Photo: Comedy Central
If you're the type to feel tipsy after a single glass of wine, it may not just be your low tolerance to blame. According to a British study published in The BMJ, wine glasses are getting bigger. A lot bigger. The average wine glass has increased from 2.23 oz. in the 1700s to 14 oz. in the 2000s, while the typical 2017 glass holds 15 oz. So even just from the early aughts to today, that's a one-ounce increase.

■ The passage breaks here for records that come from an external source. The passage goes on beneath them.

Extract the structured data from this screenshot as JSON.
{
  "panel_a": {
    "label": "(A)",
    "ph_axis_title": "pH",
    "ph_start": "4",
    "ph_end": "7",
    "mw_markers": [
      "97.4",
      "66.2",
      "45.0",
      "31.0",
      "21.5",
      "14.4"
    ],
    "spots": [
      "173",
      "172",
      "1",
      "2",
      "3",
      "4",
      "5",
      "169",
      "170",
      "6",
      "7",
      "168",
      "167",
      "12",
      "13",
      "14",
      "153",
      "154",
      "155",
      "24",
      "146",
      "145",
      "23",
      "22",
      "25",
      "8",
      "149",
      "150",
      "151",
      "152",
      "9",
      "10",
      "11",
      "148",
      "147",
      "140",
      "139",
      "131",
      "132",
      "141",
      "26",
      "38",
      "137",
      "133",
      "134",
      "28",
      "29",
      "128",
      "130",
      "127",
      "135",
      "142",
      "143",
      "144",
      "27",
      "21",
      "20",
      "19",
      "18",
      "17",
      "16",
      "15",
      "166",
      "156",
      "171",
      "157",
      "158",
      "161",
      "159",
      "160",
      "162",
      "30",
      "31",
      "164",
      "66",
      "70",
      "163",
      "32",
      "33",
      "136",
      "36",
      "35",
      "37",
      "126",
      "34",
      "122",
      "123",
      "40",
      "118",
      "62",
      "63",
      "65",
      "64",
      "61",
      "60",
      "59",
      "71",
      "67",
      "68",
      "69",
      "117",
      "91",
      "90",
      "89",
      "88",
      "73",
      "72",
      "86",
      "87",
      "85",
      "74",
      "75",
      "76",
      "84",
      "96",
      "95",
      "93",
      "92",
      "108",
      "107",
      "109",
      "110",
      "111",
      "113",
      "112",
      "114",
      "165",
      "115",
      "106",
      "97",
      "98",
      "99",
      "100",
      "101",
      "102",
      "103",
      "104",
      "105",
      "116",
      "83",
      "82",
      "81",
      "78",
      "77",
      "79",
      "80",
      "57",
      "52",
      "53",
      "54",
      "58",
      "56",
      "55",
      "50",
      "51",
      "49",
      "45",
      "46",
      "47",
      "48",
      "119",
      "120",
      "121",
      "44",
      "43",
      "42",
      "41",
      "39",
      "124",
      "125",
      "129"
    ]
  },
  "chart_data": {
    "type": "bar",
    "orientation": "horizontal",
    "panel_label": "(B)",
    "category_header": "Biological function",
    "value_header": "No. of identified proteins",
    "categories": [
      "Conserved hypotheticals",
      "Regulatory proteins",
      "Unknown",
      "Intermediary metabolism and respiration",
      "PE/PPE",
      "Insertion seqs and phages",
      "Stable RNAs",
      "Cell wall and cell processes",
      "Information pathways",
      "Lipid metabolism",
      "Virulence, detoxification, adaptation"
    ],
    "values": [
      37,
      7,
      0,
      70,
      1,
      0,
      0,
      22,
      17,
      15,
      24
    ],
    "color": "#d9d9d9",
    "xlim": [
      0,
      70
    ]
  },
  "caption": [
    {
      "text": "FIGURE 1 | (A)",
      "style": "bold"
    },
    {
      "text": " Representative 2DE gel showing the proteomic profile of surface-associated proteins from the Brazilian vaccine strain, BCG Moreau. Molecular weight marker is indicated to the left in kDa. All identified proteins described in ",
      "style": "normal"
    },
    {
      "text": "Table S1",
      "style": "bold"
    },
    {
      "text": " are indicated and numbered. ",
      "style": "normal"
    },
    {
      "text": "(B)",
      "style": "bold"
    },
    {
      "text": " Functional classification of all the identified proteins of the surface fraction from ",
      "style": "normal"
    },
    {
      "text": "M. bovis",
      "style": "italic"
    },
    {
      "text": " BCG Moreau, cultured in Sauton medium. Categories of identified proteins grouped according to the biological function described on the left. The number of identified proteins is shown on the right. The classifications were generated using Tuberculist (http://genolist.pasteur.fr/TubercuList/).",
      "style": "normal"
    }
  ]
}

Unsurprisingly, this has led to a sharp rise in wine consumption. According to the study, which surveyed 411 wine glasses sold in England between 1700 and 2017, wine consumption in the UK quadrupled between 1960 and 1980 and then doubled once again between 1980 and 2004. Of course, this isn't all due to increased glass sizes. Researchers speculate cheaper prices, increased availability, and better marketing may also be culprits.
Photo: The BMJ
In recent years, wine has been heavily marketed to women, so much so that the relationship between women and wine has been parodied on female-driven comedy shows like Baroness Von Sketch and Inside Amy Schumer, and the result has been an increase in heavy drinking among women. According to a 2016 study, also published by BMJ, we're catching up to our male counterparts when it comes to boozing. "Men born between 1891 and 1910 were twice as likely as their female peers to drink alcohol," reads a press release for the study. "But this had almost reached parity among those born between 1991 and 2000."
The wine glass study is the first of its kind and researchers are encouraging retailers in the UK to negate the effects of good marketing and giant wine glasses by selling more smaller-sized bottles of wine, which they speculate would lead to smaller pours per glass as people attempt to make a single bottle last longer. Assuming the effect of larger wine glasses on increased drinking habits continues to hold up, they're also advocating for regulations on glass size to be made as part of local licensing regulations.
We're all aware of the dangerous effects of too much alcohol, which include everything from weight gain to liver failure (not to mention all the dumb stuff you're wont to do and say after one too many). And while we'd never encourage anyone to abstain entirely from the holiday season festivities (or any season's festivities, really), it is worth considering what a "glass of wine" really means.